France: European Commission (EC) certified European Geostationary Navigation Overlay Service (EGNOS) as suitable for use in controlling aircraft, paving the way for the roll-out of new air traffic control techniques that promise to curb emissions across the bloc.
The system had previously been used for personal navigation devices and precision farming operations. But it will now be used to allow planes to better co-ordinate their positions using a system involving three geostationary satellites, 40 positioning stations and four control centres.
Antonio Tajani, Vice-president, EC, said the system would allow airlines to cut carbon emissions significantly by enabling aircraft to make more precise approaches and calculate routes that mean they use less fuel and spend a shorter time in the air. Improved flight routes and ‘curved approach’ procedures are also likely to reduce noise levels as planes can commence their descent from closer to the runway.

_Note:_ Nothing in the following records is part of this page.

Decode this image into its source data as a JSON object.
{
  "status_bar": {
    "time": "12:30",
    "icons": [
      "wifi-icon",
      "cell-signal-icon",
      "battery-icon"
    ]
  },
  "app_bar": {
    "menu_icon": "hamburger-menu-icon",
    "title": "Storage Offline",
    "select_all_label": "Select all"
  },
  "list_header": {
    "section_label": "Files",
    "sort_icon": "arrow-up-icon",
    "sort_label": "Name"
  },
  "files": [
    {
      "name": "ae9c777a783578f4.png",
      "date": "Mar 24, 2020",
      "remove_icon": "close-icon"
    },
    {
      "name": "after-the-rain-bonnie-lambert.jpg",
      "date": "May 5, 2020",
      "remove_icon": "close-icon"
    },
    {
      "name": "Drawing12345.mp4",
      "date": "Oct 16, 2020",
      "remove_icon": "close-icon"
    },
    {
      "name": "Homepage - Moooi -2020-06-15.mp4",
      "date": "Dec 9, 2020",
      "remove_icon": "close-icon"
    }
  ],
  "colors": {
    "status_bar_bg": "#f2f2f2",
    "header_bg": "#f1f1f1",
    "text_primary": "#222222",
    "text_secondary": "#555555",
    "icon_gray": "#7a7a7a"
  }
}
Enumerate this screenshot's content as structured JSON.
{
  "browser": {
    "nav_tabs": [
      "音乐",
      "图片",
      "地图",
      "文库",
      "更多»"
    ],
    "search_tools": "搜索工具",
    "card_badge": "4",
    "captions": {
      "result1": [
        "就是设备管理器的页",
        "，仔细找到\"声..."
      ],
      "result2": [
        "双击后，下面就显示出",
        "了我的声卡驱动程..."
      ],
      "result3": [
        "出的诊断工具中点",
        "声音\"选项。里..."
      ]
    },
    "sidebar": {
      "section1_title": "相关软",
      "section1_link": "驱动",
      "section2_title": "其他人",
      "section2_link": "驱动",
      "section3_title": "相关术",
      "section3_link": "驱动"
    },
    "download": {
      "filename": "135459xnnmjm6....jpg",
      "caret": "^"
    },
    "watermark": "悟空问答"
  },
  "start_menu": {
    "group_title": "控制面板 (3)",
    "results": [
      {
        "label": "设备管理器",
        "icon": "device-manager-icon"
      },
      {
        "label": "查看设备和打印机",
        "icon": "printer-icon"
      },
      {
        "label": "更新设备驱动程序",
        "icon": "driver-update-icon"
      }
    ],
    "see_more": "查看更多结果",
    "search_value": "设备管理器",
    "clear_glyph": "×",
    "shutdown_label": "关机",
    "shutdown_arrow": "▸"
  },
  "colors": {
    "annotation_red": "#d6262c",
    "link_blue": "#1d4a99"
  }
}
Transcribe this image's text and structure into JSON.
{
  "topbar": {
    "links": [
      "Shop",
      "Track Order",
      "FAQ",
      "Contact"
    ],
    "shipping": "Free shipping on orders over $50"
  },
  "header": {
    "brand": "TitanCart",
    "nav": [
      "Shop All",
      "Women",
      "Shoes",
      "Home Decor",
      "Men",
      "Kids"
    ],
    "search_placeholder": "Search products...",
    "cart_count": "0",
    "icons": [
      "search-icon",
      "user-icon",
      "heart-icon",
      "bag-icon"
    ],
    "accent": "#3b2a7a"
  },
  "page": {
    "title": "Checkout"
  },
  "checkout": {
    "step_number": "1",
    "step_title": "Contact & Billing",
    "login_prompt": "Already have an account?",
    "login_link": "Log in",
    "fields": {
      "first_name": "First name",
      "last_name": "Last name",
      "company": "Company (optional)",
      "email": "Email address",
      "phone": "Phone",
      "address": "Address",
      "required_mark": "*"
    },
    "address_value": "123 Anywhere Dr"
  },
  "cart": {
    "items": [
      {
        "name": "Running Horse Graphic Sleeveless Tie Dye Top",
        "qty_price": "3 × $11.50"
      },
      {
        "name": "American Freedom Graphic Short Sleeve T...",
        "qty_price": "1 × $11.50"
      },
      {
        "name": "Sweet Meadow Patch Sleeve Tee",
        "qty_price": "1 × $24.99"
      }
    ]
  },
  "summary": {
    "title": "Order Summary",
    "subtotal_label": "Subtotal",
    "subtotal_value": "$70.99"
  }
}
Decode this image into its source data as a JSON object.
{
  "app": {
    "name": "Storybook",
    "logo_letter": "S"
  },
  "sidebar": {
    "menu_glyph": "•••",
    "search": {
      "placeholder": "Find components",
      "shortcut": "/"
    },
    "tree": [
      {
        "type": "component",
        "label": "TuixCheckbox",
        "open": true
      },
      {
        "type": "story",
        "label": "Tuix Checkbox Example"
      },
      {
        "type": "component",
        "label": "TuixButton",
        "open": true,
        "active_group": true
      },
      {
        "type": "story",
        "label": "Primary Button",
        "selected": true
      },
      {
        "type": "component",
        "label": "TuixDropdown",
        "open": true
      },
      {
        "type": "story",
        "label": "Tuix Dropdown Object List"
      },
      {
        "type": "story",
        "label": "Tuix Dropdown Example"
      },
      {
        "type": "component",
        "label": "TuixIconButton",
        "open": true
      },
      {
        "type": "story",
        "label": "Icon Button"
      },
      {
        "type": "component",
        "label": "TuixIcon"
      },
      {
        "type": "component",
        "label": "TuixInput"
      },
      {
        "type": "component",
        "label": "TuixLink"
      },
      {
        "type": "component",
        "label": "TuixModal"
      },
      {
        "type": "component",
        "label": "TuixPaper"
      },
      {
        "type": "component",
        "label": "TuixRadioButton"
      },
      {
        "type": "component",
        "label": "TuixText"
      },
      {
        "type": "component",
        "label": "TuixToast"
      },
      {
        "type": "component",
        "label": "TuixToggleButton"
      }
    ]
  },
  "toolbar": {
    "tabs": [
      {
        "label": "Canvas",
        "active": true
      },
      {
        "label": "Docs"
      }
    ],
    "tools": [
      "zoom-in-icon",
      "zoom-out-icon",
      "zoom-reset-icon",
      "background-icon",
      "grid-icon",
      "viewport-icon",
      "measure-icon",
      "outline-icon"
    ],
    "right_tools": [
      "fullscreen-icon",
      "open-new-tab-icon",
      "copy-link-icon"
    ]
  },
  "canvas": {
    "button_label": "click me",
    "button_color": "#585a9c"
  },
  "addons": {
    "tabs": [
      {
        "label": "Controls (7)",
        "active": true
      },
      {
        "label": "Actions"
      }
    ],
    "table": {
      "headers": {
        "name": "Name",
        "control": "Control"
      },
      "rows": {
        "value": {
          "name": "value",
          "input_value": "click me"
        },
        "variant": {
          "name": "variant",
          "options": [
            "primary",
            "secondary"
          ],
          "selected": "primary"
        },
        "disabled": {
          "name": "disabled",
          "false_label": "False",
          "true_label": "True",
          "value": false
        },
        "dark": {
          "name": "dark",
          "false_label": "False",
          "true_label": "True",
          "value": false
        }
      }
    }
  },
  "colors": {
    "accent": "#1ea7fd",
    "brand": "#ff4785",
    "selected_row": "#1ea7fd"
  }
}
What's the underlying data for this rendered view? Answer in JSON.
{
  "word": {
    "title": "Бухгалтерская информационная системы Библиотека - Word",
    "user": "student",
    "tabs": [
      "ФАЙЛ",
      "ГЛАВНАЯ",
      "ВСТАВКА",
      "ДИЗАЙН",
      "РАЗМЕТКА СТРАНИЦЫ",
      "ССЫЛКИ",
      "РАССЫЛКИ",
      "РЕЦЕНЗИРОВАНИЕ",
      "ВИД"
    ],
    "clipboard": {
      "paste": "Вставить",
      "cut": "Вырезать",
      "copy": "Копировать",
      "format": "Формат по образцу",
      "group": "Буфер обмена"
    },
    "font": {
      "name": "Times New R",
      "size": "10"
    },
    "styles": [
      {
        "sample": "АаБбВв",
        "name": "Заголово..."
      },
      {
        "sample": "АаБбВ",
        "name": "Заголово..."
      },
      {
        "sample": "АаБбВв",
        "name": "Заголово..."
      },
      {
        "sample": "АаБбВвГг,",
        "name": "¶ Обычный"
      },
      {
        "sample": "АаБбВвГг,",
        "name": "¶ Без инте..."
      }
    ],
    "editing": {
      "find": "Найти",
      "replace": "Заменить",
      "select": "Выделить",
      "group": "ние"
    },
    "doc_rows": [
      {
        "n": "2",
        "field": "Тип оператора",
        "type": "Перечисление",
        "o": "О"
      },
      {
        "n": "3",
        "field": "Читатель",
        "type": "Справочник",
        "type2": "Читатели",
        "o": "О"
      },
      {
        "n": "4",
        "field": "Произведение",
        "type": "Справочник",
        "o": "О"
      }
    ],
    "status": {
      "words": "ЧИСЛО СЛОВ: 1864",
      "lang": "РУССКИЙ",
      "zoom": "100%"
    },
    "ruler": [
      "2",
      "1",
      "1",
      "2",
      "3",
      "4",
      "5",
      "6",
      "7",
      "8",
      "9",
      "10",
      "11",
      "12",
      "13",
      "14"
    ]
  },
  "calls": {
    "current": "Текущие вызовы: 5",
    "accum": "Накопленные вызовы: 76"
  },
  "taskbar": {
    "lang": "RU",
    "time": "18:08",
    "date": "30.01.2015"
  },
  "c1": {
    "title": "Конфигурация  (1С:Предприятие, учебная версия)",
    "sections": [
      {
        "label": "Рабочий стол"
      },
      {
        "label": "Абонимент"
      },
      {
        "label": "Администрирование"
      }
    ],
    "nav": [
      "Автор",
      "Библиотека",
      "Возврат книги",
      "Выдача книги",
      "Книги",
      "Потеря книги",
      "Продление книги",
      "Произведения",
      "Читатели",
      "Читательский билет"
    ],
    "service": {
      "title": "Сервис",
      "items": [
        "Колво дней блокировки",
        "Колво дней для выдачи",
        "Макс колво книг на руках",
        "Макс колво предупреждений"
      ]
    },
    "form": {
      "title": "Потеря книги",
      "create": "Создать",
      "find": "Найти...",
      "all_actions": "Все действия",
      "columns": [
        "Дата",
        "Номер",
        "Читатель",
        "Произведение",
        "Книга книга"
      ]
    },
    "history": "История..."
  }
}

The system currently covers most of the European states and is likely to be extended across Africa and Asia. North America already has a GPS-based system in place called Required Navigation Performance (RNP) that has been pioneered by Southwest Airlines and used to deliver new routes that have enhanced fuel efficiency.
In related industry news, credit rating agency Standard & Poor’s has today warned that the EU’s plans to bring airlines into its emissions trading scheme from 2012 could impact carriers’ credit ratings.
A report titled, Airline Carbon Costs Take Off As EU Emissions Regulations Reach For The Skies, predicts the industry will grow faster than it can improve fuel efficiency, forcing airlines to buy around EUR 1.125 billion worth of permits from other sectors to cover their emissions liabilities.